Flag Day has special meaning for Kaska Yawo, Liberian citizen by birth, United States citizen by choice.
Kaska’s swearing-in ceremony that day followed his college graduation in Liberia years earlier, years of civil war, years of long, difficult transition from refugee to United States citizen.
Kaska’s faith in God sustained him during these years and is still the foundation of his life today. A proud concerned father of Melvin, Kaska enrolled him in the Jesuit’s Nativity School of Worcester. Thrilled to attend, 13 year old Melvin didn’t want to miss the last day of class, even if it meant missing his dad’s citizenship swearing-in ceremony but Melvin didn’t miss the surprise party given the next day by his dad’s colleagues at Catholic Charities. There, Kaska works as Refugee Resettlement Case Manager, committed to help other refugees stabilize their own lives. “I like helping people. If I can get to this level, others can,” Kaska says.
Kaska, a well respected leader in the Worcester community, teaches by example: active in his Baptist church, active helping African immigrant youngsters by establishing an after-school volunteer tutorial organization, active in giving back to the country that welcomed him.

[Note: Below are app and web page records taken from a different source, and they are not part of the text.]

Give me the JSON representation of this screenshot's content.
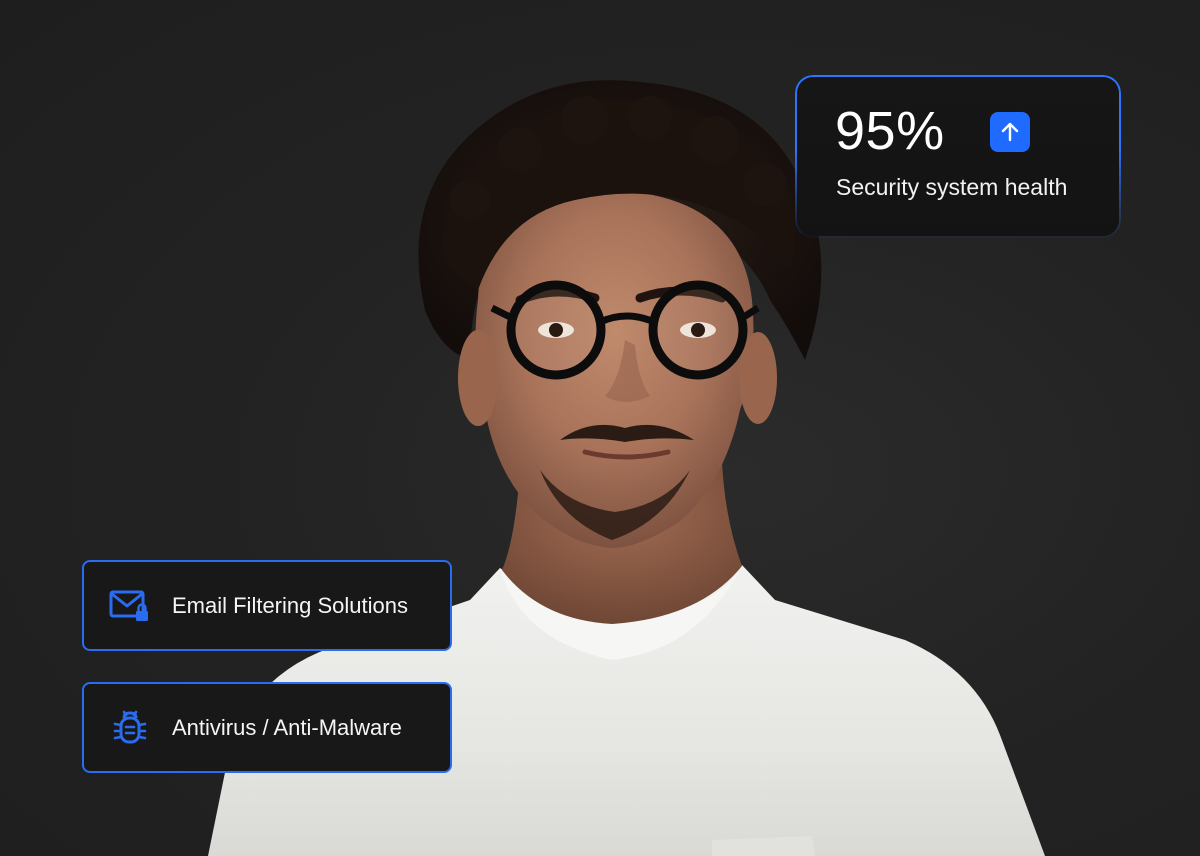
{
  "colors": {
    "background": "#202020",
    "accent_blue": "#1f6bff",
    "card_background": "#181818",
    "text": "#ffffff"
  },
  "stat_card": {
    "value": "95%",
    "label": "Security system health",
    "trend_icon": "arrow-up-icon"
  },
  "features": [
    {
      "label": "Email Filtering Solutions",
      "icon": "email-lock-icon"
    },
    {
      "label": "Antivirus / Anti-Malware",
      "icon": "bug-icon"
    }
  ]
}
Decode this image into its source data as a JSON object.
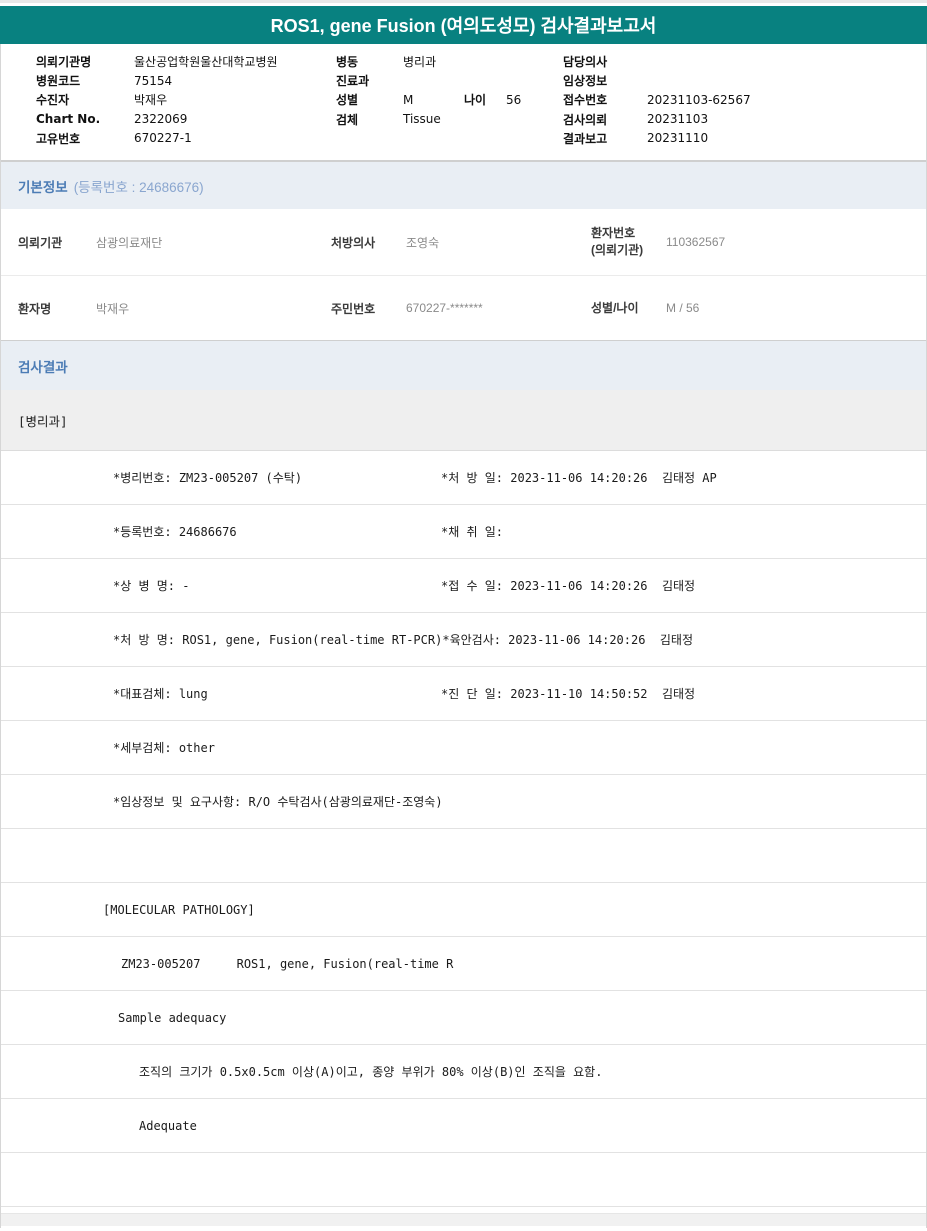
{
  "title": "ROS1, gene Fusion (여의도성모) 검사결과보고서",
  "theme": {
    "title_bar_bg": "#088180",
    "title_text": "#ffffff",
    "section_bar_bg": "#e9eef4",
    "section_title_color": "#4c7cb5",
    "section_subtitle_color": "#8aa6cf",
    "dept_row_bg": "#efefef",
    "footer_bg": "#f1f1f1"
  },
  "patient_header": {
    "left": [
      {
        "label": "의뢰기관명",
        "value": "울산공업학원울산대학교병원"
      },
      {
        "label": "병원코드",
        "value": "75154"
      },
      {
        "label": "수진자",
        "value": "박재우"
      },
      {
        "label": "Chart No.",
        "value": "2322069"
      },
      {
        "label": "고유번호",
        "value": "670227-1"
      }
    ],
    "middle": [
      {
        "label": "병동",
        "value": "병리과"
      },
      {
        "label": "진료과",
        "value": ""
      },
      {
        "label": "성별",
        "value": "M",
        "label2": "나이",
        "value2": "56"
      },
      {
        "label": "검체",
        "value": "Tissue"
      }
    ],
    "right": [
      {
        "label": "담당의사",
        "value": ""
      },
      {
        "label": "임상정보",
        "value": ""
      },
      {
        "label": "접수번호",
        "value": "20231103-62567"
      },
      {
        "label": "검사의뢰",
        "value": "20231103"
      },
      {
        "label": "결과보고",
        "value": "20231110"
      }
    ]
  },
  "basic_info": {
    "section_title": "기본정보",
    "section_subtitle": "(등록번호 : 24686676)",
    "rows": [
      {
        "cells": [
          {
            "label": "의뢰기관",
            "value": "삼광의료재단"
          },
          {
            "label": "처방의사",
            "value": "조영숙"
          },
          {
            "label": "환자번호",
            "label2": "(의뢰기관)",
            "value": "110362567"
          }
        ]
      },
      {
        "cells": [
          {
            "label": "환자명",
            "value": "박재우"
          },
          {
            "label": "주민번호",
            "value": "670227-*******"
          },
          {
            "label": "성별/나이",
            "value": "M / 56"
          }
        ]
      }
    ]
  },
  "results": {
    "section_title": "검사결과",
    "department": "[병리과]",
    "detail_rows": [
      {
        "left": "*병리번호: ZM23-005207 (수탁)",
        "right": "*처 방 일: 2023-11-06 14:20:26  김태정 AP"
      },
      {
        "left": "*등록번호: 24686676",
        "right": "*채 취 일:"
      },
      {
        "left": "*상 병 명: -",
        "right": "*접 수 일: 2023-11-06 14:20:26  김태정"
      },
      {
        "left": "*처 방 명: ROS1, gene, Fusion(real-time RT-PCR)",
        "right": "*육안검사: 2023-11-06 14:20:26  김태정"
      },
      {
        "left": "*대표검체: lung",
        "right": "*진 단 일: 2023-11-10 14:50:52  김태정"
      },
      {
        "left": "*세부검체: other",
        "right": ""
      },
      {
        "left": "*임상정보 및 요구사항: R/O 수탁검사(삼광의료재단-조영숙)",
        "right": ""
      },
      {
        "left": "",
        "right": ""
      },
      {
        "left": "[MOLECULAR PATHOLOGY]",
        "right": ""
      },
      {
        "left": "ZM23-005207     ROS1, gene, Fusion(real-time R",
        "right": ""
      },
      {
        "left": "Sample adequacy",
        "right": ""
      },
      {
        "left": "조직의 크기가 0.5x0.5cm 이상(A)이고, 종양 부위가 80% 이상(B)인 조직을 요함.",
        "right": ""
      },
      {
        "left": "Adequate",
        "right": ""
      },
      {
        "left": "",
        "right": ""
      }
    ]
  }
}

When asked about his willingness to spend a week in New Orleans with his Catholic Charities colleagues, Kaska said yes. Yet the week, straddling Palm Sunday, was bittersweet for hardworking Kaska because the devastation reminded him of his own sorrow of displacement and separation, and of family members who remain in a refugee camp in another continent. Yet Kaska’s faith in God prevailed. He participated in the ritual of the blessing of the palms at St. Louis Cathedral led by the Archbishop of New Orleans. Kaska helped rebuild a community of people who had experienced loss and are now finding hope.